Особенно удачной была идея делать фетровые боты. Это, можно смело утверждать, была идея отца.
Старшие дочери Алексея Константиновича помнили, как в годы, предшествовавшие Первой мировой войне, когда семьи Константина Васильевича и его старшего сына Алексея жили вместе, к их дому на Рощинской улице подъезжали шикарные кареты царских фрейлин, подбиравших или заказывавших себе ботики в мастерской деда.
Этот секрет он, умирая, оставил нам, и мы, благодаря знанию секретов отца, после революции при НЭ-Пе, тоже развили большое фетровое дело.
В заключение рассказа об отце Алексея Константиновича и его детских впечатлениях приведем начало стихотворения «Цветочная улица…», написанного, очевидно, уже в 30-е годы. Музыкальность и ритм этого стихотворения впечатываются в память после первого прочтения:
- Цветочную улицу,[4] сад с тополями,
- Со стройной березкой, скрывавшей окно, —
- Я помню, где юность с печальными днями,
- Где тусклое детство мое протекло.
- Беседку зеленую, кру́гом скамейки,
- Дом старый, заборами стиснутый двор,
- Где летом пускали и путали змейки, —
- Всё память рисует, хранит до сих пор.
- Бывало, под вечер сидишь в нетерпенье
- И смотришь на улицу в дальний конец,
- Пока из трактира, – бушующий, с пеньем, —
- Покажется пьяный суровый отец.
- Тоскливостью, болью ужасною ранит
- Тот крик мое сердце, а бедная мать
- Скорее запрячется. Долго буянит
- Отец и под утро лишь свалится спать.
«Учение» ремеслу. Побег
Читая воспоминания моего деда о начале «учения», вспоминается, конечно, и рассказ Чехова «Ванька Жуков». Честь и хвала Чехову, но насколько же страшнее, жестче и безысходнее для подростка, а в сущности ребенка, выглядит действительность даже в сравнении с сочувственным описанием, сделанным рукой талантливейшего, но стороннего наблюдателя. И как скудно выглядит русская литература 90-х годов XIX века в отображении реальной жизни, которой жило тогда подавляющее большинство русских людей. Достаточно вспомнить, что величайший русский писатель того времени Лев Толстой в 90-е годы тратил свои силы и свой талант на роман «Воскресенье», наполненный выдуманными персонажами и воображаемыми ситуациями.
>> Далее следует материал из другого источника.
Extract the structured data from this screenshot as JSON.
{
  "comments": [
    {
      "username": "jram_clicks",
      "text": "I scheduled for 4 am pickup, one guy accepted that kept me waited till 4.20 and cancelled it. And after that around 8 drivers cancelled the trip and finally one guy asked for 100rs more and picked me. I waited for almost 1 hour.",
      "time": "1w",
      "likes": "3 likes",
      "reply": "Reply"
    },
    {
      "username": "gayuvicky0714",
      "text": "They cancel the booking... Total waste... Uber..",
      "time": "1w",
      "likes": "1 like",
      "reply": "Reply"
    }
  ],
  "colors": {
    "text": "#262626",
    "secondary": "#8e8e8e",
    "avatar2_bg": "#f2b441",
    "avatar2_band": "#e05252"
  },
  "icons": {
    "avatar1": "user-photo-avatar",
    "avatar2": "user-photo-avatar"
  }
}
И образованные слои русского общества всерьез обсуждали изображенные Львом Николаевичем «фантастические» проблемы. А жизнь шла так, как она шла…
Я был в семье самым старшим. Семья наша была большая, жили – нуждались, и мне рано пришлось запрячься в тяжелую работу. Я даже не смог закончить четырех классов Земской начальной школы. В третьем классе, на 11-м году жизни, меня, заморенного малыша, поспешили отдать в ученье к ремесленнику в штамповочную мастерскую на Лиговке у Растанной улицы, чтобы облегчить голодную жизнь семьи. Ибо заработок отца был ничтожен, да еще солидно уменьшаем отцовской пьянкой и картежной игрой. Так что избавиться от лишнего рта в семье было необходимо.
И тут невольно припоминаются стихи Гейне:
- Чего хотите вы от тех, кто не учился,
- Одни волчицы лишь росли, где я родился,
- Одни несчастия давали мне уроки,
- Да хорошо еще, что не пороки.
А мне жизненные уроки давали пороки.
Кое-что из моей ученической жизни рассказать стоит. В мастерской работало учеников до 15 человек. В течение года моей жизни там меня мастерству не обучали совершенно. Я был самый младший, и меня вместо работы приспособили хозяину в прислуги. Я там был только работником, к тому же исполняя явно непосильные мне, ребенку еще, работы. Я колол дрова для отопления квартиры хозяина и его большой мастерской. Носил воду, так как водопровода в доме, где находилась мастерская, не было, и воду приходилось носить из разборной будки, находившейся на расстоянии немного менее километра. И был постоянной прислугой в доме у хозяйки: мел и мыл полы, выносил ночные горшки, нянчился с хозяйскими ребятишками. Свободным и ничем не занятым не был никогда. Один раз в две-три недели меня отпускали на побывку к матери. Это короткое время, пока я у нее бывал, было мне отдыхом.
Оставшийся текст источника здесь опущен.